Robert Browning's poem A Toccata of Galuppi's refers to Galuppi and his work. It is not known whether Browning was thinking of any one piece by Galuppi; in Galuppi's time, the terms "toccata" and "sonata" were less clearly differentiated than they later became, and were used interchangeably. A number of pieces have been suggested as Browning's inspiration, but as Charles van den Borren wrote in The Musical Times, "every poet has the right to evade the prosaic minutiae of fact", and it is impossible to state with confidence that one Galuppi piece has more claim than another to be the inspiration for the poem.
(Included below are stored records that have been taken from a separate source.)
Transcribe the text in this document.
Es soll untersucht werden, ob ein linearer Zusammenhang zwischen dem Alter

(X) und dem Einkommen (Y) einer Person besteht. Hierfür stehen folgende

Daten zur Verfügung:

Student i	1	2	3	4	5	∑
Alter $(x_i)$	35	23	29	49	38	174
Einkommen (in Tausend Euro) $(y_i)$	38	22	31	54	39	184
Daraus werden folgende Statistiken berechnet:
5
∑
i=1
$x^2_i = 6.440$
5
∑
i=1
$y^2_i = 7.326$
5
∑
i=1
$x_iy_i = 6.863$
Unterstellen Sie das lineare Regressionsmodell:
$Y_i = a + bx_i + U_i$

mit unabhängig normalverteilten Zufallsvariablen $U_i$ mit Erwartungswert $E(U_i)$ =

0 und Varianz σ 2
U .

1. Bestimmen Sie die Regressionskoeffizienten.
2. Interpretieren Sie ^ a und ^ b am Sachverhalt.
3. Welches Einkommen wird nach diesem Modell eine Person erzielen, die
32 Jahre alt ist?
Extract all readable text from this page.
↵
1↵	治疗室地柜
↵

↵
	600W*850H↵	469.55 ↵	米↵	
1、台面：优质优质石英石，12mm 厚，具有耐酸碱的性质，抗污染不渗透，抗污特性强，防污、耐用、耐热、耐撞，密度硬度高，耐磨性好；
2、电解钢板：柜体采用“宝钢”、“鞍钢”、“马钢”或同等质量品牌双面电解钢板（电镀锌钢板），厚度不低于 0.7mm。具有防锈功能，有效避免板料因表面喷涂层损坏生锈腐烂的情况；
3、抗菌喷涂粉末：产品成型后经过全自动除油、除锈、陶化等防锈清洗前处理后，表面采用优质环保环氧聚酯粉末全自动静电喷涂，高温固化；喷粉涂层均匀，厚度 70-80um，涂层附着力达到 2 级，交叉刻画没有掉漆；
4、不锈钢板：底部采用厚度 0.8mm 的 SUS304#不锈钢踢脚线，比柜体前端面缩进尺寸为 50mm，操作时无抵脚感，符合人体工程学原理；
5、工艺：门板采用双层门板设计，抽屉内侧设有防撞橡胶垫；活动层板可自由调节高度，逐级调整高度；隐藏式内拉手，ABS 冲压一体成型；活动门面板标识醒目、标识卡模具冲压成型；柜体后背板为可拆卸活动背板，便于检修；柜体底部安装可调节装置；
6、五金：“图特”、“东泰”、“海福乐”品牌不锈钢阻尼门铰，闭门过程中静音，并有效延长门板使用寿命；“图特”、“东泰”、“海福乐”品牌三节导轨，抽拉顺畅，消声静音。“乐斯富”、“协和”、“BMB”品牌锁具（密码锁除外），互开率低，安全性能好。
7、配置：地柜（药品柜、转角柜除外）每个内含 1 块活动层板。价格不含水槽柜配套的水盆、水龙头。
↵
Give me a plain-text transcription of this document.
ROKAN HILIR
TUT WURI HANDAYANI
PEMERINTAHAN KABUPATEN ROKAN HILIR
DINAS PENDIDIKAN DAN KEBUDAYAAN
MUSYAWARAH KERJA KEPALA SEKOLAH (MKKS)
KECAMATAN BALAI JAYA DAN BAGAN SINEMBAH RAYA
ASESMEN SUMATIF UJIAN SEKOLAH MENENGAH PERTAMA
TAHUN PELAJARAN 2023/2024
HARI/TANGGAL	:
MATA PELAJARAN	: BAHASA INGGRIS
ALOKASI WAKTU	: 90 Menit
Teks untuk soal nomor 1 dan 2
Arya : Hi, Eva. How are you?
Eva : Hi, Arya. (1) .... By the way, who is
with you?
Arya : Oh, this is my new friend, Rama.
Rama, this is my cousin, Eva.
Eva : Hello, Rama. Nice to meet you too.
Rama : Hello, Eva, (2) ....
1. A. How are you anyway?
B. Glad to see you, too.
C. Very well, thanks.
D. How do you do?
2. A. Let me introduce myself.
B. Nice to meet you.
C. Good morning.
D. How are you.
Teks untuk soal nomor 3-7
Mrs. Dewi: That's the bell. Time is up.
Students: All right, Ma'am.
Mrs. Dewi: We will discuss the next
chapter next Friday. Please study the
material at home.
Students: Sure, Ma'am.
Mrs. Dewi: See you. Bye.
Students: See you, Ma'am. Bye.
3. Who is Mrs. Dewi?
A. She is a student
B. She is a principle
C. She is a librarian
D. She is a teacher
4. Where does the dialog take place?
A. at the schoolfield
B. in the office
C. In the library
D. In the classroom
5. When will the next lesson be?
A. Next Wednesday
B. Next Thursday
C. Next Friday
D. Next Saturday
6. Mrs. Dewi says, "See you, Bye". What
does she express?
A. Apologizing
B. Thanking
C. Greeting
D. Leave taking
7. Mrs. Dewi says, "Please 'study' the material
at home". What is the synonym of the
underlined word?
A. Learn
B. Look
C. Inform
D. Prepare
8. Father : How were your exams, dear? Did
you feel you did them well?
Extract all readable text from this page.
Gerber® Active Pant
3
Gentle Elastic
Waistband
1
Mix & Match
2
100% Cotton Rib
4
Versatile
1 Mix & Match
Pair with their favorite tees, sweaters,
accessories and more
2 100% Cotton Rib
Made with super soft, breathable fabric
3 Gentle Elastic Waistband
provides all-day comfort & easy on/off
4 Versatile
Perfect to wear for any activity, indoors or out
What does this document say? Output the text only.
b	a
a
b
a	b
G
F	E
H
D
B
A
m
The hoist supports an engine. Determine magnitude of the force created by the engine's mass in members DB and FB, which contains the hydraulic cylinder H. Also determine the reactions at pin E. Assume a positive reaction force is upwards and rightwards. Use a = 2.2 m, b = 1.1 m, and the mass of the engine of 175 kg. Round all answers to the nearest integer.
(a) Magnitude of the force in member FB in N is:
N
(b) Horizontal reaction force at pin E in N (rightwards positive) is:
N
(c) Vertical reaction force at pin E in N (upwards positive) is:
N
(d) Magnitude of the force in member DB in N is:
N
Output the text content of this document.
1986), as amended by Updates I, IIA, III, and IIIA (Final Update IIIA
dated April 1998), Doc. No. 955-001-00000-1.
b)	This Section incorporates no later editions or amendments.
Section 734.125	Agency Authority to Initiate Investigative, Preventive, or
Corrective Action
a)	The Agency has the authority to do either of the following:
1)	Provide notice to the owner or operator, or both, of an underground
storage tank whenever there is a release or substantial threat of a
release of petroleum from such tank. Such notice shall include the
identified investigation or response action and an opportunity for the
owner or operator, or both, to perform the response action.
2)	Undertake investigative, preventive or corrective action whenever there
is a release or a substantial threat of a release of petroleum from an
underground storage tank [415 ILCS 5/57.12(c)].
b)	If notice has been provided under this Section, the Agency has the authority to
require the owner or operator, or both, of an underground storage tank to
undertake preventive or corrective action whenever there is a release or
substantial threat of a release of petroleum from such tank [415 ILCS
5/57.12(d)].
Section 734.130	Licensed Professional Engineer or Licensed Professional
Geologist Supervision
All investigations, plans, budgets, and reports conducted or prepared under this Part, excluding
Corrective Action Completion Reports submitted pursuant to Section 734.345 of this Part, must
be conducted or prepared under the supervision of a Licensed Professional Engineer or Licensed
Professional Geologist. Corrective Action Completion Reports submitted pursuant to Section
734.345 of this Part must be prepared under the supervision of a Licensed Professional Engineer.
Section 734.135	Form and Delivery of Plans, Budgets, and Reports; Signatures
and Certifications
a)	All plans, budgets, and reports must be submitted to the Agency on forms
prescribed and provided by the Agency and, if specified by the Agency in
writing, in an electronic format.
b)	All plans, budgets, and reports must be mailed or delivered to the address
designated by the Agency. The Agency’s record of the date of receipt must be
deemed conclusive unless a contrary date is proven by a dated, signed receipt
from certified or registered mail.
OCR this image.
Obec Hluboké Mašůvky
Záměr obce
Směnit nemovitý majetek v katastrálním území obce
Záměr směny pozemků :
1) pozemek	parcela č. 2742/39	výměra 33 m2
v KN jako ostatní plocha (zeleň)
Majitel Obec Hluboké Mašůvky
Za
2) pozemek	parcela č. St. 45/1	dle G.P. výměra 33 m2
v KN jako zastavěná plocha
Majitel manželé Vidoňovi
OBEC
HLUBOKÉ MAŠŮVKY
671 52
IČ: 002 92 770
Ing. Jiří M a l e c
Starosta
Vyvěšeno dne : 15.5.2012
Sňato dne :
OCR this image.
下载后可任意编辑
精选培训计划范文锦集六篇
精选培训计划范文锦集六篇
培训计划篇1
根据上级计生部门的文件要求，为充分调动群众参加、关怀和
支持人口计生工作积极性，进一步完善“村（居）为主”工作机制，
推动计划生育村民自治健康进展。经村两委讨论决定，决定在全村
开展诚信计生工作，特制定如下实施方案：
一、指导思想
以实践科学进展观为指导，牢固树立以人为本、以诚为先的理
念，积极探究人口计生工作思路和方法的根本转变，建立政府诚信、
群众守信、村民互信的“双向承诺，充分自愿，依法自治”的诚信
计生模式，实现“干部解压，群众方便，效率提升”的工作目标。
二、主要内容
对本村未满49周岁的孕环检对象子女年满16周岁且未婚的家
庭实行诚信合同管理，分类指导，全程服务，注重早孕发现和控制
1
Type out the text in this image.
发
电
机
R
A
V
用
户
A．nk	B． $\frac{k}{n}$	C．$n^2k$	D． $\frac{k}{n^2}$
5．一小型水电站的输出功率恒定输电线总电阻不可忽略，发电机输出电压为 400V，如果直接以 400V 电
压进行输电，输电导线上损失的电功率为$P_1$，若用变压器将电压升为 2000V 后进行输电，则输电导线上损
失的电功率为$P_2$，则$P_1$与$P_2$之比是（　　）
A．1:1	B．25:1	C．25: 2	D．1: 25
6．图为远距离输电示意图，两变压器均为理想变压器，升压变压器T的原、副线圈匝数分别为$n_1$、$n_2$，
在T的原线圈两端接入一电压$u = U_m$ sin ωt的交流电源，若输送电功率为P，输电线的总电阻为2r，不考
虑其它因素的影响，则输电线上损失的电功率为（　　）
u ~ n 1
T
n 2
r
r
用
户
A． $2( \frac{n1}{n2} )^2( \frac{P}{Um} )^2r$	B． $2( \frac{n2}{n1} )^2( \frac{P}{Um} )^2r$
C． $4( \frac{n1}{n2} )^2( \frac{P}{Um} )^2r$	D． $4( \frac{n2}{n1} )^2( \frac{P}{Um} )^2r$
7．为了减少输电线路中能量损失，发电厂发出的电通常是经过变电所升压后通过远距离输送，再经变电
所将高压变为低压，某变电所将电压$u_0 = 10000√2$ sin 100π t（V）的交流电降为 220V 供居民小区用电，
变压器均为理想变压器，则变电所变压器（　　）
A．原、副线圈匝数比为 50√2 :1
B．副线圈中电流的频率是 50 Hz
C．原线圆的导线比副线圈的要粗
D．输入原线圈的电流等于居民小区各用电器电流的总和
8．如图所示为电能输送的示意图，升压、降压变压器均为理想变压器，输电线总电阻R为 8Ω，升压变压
The poem inspired a 1989 setting, in modern idiom but with musical quotations from Galuppi's works, by the composer Dominick Argento.

Browning's poem was followed by a few revivals of Galuppi works, and the composer's music was played at memorials for the poet, both in church and in the concert hall. But performances of Galuppi's music remained sporadic. La diavolessa was revived for the first time at the Venice Music Festival in 1952; Il filosofo di campagna was revived in 1959, starring Ilva Ligabue and Renato Capecchi, and was staged at the Buxton Festival in 1985.

===Recordings===
From the late 20th century onwards, an increasing number of Galuppi's works have been committed to disc. Among the opera recordings on CD or DVD are Il caffè di campagna (2011), La clemenza di Tito (2010), La diavolessa (2004), Didone abbandonata (2007), Il filosofo di campagna (1959 and 2001), Gustavo primo re di Svezia (2005), Il mondo alla roversa (2007), and L'Olimpiade (2009). Three series of recordings of the keyboard sonatas have been launched, by Peter Seivewright on the Divine Art label, Matteo Napoli on Naxos. and Marcella Crudeli on Radio Vatican Studios own label. In addition, Brilliant Classics released, in 2016, a two-CD set of keyboard sonatas performed on the organ by Luca Scandali. Choral works put on CD include the 1766 Messa per San Marco (2007), a cantata, L'oracolo del Vaticano, to words by Goldoni (2004), and motets (2001).